Journal Issue: Children and Poverty Volume 7 Number 2 Summer/Fall 1997
In recent years, about one in five American children—some 12 to 14 million—have lived in families in which cash income failed to exceed official poverty thresholds. Another one-fifth lived in families whose incomes were no more than twice the poverty threshold.1,2 For a small minority of children—4.8% of all children and 15% of children who ever became poor—childhood poverty lasted 10 years or more.3
Income poverty is the condition of not having enough income to meet basic needs for food, clothing, and shelter. Because children are dependent on others, they enter or avoid poverty by virtue of their family's economic circumstances. Children cannot alter family conditions by themselves, at least until they approach adulthood. Government programs, such as those described by Devaney, Ellwood, and Love in this journal issue, have been developed to increase the likelihood that poor children are provided with basic necessities. But even with these programs, poor children do not fare as well as those whose families are not poor.4
What does poverty mean for children? How does the relative lack of income influence children's day-to-day lives? Is it through inadequate nutrition; fewer learning experiences; instability of residence; lower quality of schools; exposure to environmental toxins, family violence, and homelessness; dangerous streets; or less access to friends, services, and, for adolescents, jobs? This article reviews recent research that used longitudinal data to examine the relationship between income poverty and child outcomes in several domains.
Hundreds of studies, books, and reports have examined the detrimental effects of poverty on the well-being of children. Many have been summarized in recent reports such as Wasting America's Future from the Children's Defense Fund and Alive and Well? from the National Center for Children in Poverty.5 However, while the literature on the effects of poverty on children is large, many studies lack the precision necessary to allow researchers to disentangle the effects on children of the array of factors associated with poverty. Understanding of these relationships is key to designing effective policies to ameliorate these problems for children.

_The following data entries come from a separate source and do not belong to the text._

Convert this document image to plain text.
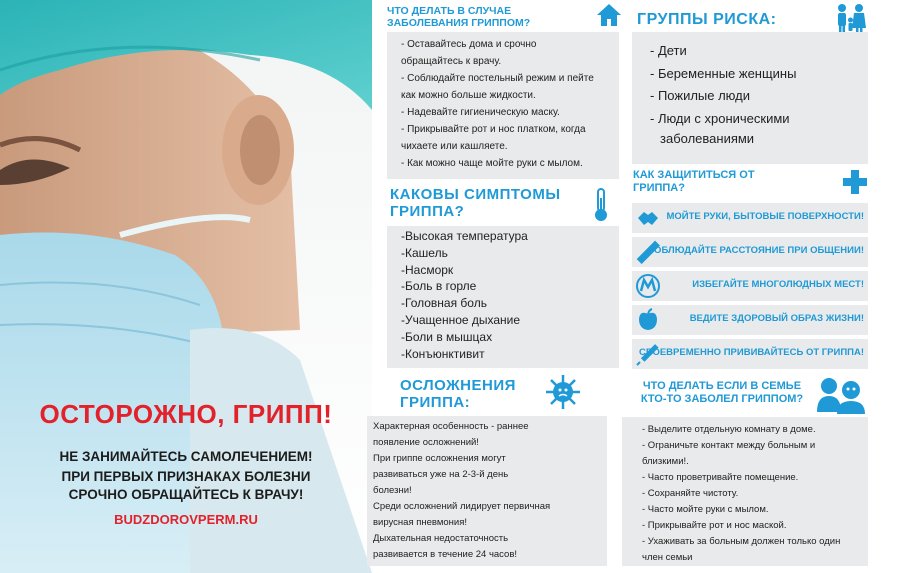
ОСТОРОЖНО, ГРИПП!
НЕ ЗАНИМАЙТЕСЬ САМОЛЕЧЕНИЕМ!
ПРИ ПЕРВЫХ ПРИЗНАКАХ БОЛЕЗНИ
СРОЧНО ОБРАЩАЙТЕСЬ К ВРАЧУ!
BUDZDOROVPERM.RU
ЧТО ДЕЛАТЬ В СЛУЧАЕ
ЗАБОЛЕВАНИЯ ГРИППОМ?
- Оставайтесь дома и срочно
обращайтесь к врачу.
- Соблюдайте постельный режим и пейте
как можно больше жидкости.
- Надевайте гигиеническую маску.
- Прикрывайте рот и нос платком, когда
чихаете или кашляете.
- Как можно чаще мойте руки с мылом.
КАКОВЫ СИМПТОМЫ
ГРИППА?
-Высокая температура
-Кашель
-Насморк
-Боль в горле
-Головная боль
-Учащенное дыхание
-Боли в мышцах
-Конъюнктивит
ОСЛОЖНЕНИЯ
ГРИППА:
Характерная особенность - раннее
появление осложнений!
При гриппе осложнения могут
развиваться уже на 2-3-й день
болезни!
Среди осложнений лидирует первичная
вирусная пневмония!
Дыхательная недостаточность
развивается в течение 24 часов!
ГРУППЫ РИСКА:
- Дети
- Беременные женщины
- Пожилые люди
- Люди с хроническими
заболеваниями
КАК ЗАЩИТИТЬСЯ ОТ
ГРИППА?
МОЙТЕ РУКИ, БЫТОВЫЕ ПОВЕРХНОСТИ!
СОБЛЮДАЙТЕ РАССТОЯНИЕ ПРИ ОБЩЕНИИ!
ИЗБЕГАЙТЕ МНОГОЛЮДНЫХ МЕСТ!
ВЕДИТЕ ЗДОРОВЫЙ ОБРАЗ ЖИЗНИ!
СВОЕВРЕМЕННО ПРИВИВАЙТЕСЬ ОТ ГРИППА!
ЧТО ДЕЛАТЬ ЕСЛИ В СЕМЬЕ
КТО-ТО ЗАБОЛЕЛ ГРИППОМ?
- Выделите отдельную комнату в доме.
- Ограничьте контакт между больным и
близкими!.
- Часто проветривайте помещение.
- Сохраняйте чистоту.
- Часто мойте руки с мылом.
- Прикрывайте рот и нос маской.
- Ухаживать за больным должен только один
член семьи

This article examines these relationships and the consequences for children of growing up poor. It begins with a long, but by no means exhaustive, list of child outcomes (see Table 1) that have been found to be associated with poverty in several large, nationally representative, cross-sectional surveys. This list makes clear the broad range of effects poverty can have on children. It does little, however, to inform the discussion of the causal effects of income poverty on children because the studies from which this list is derived did not control for other variables associated with poverty. For example, poor families are more likely to be headed by a parent who is single, has low educational attainment, is unemployed, has low earning potential, and is young. These parental attributes, separately or in combination, might account for some of the observed negative consequences of poverty on children. Nor do the relationships identified in the table capture the critical factors of the timing, depth, and duration of childhood poverty on children.6,7
This article focuses on studies that used national longitudinal data sets to estimate the effects of family income on children's lives, independent of other family conditions that might be related to growing up in a low-income household. These studies attempt to isolate the effect of family income by taking into account, statistically, the effects of maternal age at the child's birth, maternal education, marital status, ethnicity, and other factors on child outcomes.2,8 Many used data on family income over several years and at different stages of development to estimate the differential effects of the timing and duration of poverty on child outcomes. The data sets analyzed include the Panel Study of Income Dynamics (PSID), the National Longitudinal Survey of Youth (NLSY) , Children of the NLSY (the follow-up of the children born to the women in the original NLSY cohort), the National Survey of Families and Households (NSFH), the National Health and Nutrition Examination Survey (NHANES), and the Infant Health and Development Program (IHDP). These rich data sets include multiple measures of child outcomes and family and child characteristics.
This article is divided into four sections. The first focuses on the consequences of poverty across five child outcomes. If income does, in fact, affect child outcomes, then it is important not only to identify these outcomes but also to describe the pathways through which income operates. Accordingly, in the second section, five pathways through which poverty might operate are described. The third section focuses on whether the links between poverty and outcomes can reasonably be attributed to income rather than other family characteristics. The concluding section considers policy implications of the research reviewed.